Selain itu, Atezolizumab disebut memiliki profil keamanan yang lebih baik dengan efek samping yang lebih terkontrol dibandingkan dengan pengobatan standar lainnya.

"Efek sampingnya alergi kulit dan demam. Tapi harusnya itu sudah bisa diatasi oleh dokter," kata dokter Ikhwan.

Pengobatan imunoterapi ini mulai diteliti dan dilakukan secara terbatas pada 2004-2006 di Amerika. Lalu mulai dipasarkan tiga tahun kemudian. 

Pada Desember 2015, Food and Drug Administration (FDA) atau Badan Pengawas Obat dan Makanan Amerika Serikat mulai menyantumkan imunorterapi sebagai pengobatan second line dan boleh dijadikan first line jika ekspresi PD-L1 melebihi 50.

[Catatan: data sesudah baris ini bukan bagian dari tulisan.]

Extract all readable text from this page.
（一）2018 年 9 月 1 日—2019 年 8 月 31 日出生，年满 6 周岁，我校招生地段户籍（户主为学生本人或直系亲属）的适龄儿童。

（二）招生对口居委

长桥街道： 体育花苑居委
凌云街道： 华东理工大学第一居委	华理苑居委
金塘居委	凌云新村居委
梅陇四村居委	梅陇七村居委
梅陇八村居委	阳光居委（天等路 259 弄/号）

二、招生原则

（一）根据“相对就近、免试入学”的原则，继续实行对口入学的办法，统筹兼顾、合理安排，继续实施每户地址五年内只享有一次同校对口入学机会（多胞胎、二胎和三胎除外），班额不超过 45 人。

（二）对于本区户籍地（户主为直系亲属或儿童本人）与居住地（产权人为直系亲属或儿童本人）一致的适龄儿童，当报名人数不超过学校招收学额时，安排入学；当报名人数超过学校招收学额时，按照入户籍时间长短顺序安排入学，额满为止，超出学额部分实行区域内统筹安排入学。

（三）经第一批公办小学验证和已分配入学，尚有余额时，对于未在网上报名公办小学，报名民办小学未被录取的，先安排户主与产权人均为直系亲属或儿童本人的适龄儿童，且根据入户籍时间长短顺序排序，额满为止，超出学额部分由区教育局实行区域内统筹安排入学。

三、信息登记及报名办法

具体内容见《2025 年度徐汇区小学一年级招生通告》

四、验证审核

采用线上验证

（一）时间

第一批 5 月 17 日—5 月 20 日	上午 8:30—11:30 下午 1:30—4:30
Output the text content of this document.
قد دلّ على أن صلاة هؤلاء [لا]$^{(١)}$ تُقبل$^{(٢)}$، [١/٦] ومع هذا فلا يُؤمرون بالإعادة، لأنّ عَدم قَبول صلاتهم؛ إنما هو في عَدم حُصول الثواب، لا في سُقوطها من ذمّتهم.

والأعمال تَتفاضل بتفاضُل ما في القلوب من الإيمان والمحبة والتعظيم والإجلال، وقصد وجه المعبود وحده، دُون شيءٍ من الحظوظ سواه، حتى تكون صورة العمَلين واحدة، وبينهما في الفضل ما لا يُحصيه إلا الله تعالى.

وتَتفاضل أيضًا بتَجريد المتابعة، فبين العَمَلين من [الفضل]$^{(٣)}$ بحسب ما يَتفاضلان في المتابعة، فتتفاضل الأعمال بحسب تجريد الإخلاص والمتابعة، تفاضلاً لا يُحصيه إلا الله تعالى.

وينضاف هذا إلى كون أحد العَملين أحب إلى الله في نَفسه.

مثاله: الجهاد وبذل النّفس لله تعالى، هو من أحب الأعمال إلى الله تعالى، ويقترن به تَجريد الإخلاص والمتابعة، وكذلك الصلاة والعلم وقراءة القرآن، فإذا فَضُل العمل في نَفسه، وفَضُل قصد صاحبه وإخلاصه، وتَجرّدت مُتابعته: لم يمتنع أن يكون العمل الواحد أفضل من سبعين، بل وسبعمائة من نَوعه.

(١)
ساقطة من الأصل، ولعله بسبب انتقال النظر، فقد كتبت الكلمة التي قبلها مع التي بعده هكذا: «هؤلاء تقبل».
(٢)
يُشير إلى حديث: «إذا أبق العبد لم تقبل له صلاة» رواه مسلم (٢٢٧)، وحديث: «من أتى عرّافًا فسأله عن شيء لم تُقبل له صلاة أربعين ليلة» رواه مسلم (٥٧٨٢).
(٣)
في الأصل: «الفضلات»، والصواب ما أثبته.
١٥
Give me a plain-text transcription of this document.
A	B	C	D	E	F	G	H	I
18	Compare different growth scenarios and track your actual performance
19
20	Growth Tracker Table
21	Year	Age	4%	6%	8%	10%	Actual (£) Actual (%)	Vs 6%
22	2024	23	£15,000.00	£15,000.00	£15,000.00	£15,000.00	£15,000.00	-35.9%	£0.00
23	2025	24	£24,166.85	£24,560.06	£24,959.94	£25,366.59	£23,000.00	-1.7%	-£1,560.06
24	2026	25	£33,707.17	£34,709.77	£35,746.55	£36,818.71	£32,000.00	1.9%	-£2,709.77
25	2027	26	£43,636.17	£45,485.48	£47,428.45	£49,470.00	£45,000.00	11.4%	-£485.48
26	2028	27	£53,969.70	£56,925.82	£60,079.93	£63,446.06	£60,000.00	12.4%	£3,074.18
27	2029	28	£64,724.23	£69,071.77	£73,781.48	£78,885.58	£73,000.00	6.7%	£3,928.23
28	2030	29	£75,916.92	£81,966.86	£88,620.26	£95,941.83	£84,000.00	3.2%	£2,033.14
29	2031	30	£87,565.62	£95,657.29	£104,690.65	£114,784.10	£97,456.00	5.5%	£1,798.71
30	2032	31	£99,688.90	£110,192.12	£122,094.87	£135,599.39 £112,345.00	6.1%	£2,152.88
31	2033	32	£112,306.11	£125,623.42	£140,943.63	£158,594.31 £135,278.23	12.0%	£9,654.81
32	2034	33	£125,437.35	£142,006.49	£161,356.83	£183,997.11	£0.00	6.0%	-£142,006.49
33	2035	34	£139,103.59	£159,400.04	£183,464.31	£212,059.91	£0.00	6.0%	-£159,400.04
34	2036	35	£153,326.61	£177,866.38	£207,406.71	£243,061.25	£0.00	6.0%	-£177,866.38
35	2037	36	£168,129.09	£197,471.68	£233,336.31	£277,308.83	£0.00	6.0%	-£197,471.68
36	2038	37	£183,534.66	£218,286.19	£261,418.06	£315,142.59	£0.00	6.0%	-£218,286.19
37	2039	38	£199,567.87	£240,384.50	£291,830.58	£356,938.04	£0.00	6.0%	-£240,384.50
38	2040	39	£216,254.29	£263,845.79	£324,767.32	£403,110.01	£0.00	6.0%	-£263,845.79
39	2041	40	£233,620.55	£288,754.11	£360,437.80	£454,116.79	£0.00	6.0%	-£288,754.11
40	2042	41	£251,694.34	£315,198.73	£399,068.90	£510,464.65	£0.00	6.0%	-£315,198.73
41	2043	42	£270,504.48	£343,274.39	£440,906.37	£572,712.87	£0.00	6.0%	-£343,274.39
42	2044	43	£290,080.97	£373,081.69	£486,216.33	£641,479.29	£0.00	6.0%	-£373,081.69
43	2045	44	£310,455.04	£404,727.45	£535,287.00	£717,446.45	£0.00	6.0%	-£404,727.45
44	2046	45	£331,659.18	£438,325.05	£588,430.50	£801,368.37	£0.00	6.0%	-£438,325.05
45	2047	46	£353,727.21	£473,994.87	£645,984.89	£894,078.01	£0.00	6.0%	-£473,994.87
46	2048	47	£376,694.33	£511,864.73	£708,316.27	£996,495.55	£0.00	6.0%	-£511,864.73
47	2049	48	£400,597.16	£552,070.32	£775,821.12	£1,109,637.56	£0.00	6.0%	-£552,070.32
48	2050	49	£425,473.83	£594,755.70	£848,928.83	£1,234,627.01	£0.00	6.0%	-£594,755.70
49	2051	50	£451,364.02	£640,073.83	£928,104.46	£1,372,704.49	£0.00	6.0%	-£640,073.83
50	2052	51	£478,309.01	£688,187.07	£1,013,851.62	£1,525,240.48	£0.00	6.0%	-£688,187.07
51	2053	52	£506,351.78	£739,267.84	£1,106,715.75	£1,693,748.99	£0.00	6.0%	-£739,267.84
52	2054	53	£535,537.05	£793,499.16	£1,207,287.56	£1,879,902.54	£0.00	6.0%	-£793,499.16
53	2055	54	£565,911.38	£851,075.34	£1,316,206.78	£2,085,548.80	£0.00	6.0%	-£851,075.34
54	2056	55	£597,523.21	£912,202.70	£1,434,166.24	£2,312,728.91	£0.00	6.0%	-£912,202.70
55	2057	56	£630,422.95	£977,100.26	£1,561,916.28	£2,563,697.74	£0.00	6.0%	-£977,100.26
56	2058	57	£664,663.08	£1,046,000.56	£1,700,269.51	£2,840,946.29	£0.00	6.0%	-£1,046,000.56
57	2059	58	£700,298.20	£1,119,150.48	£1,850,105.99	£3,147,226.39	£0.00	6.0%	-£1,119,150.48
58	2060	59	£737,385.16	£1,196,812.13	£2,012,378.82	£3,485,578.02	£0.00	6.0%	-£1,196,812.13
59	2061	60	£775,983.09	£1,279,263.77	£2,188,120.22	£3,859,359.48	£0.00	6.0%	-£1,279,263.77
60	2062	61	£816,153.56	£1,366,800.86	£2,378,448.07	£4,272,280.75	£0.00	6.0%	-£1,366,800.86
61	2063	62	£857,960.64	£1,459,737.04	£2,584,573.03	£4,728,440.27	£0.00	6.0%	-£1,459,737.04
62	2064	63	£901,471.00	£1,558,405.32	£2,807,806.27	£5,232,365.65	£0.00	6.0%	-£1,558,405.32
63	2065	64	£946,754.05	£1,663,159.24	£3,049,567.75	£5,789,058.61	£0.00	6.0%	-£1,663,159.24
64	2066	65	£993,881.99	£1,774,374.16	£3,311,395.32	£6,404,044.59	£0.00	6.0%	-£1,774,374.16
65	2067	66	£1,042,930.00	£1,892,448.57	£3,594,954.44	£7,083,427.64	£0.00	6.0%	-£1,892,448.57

Sementara, di Indonesia obat imunoterapi baru bisa diakses pada Agustus 2016 dengan akses khusus yang diberikan Kementerian Kesehatan. Di sini, obat kanker tersebut boleh gunakan untuk yang telah gagal melakukan pengobatan lini pertama. 

Meski dinilai sangat efektif dan sudah tersedia di Indonesia, namun imunoterapi belum banyak digunakan di Indonesia.

Dr. Ikhwan mengatakan bahwa program imunoterapi ini diharapkan dapat masuk dalam pembiayaan Badan Penyelenggara Jaminan Sosial Kesehatan (BPJS). 

"Kolaborasi antar stakeholder seharusnya bisa dilakukan agar obat ini bisa dimanfaatkan sebesar-besarnya untuk masyarakat Indonesia," kata dokter Ikhwan.

Ikhwan mengatakan dengan ditanggungnya biaya pengobatan melalui subsidi pemerintah, maka tentu pasien-pasien yang menderita penyakit kanker di Indonesia, dapat lebih terbantu dalam kesembuhan penyakit tersebut.

"Di Indonesia obatnya sudah ada, pakarnya sudah ada. Tinggal masalah harga yang masih menjadi PR, baik dari Kementerian Kesehatan, BPOM, BPJS, yang bukan hanya memberikan efektivitas, tetapi secara harga juga dapat memberikan harapan bagi pasien," kata Ikhwan.

Jika saja obat imunoterapi ini bisa digapai masyarakat kecil, pasien kanker seperti Ratna akan lebih mudah tertolong.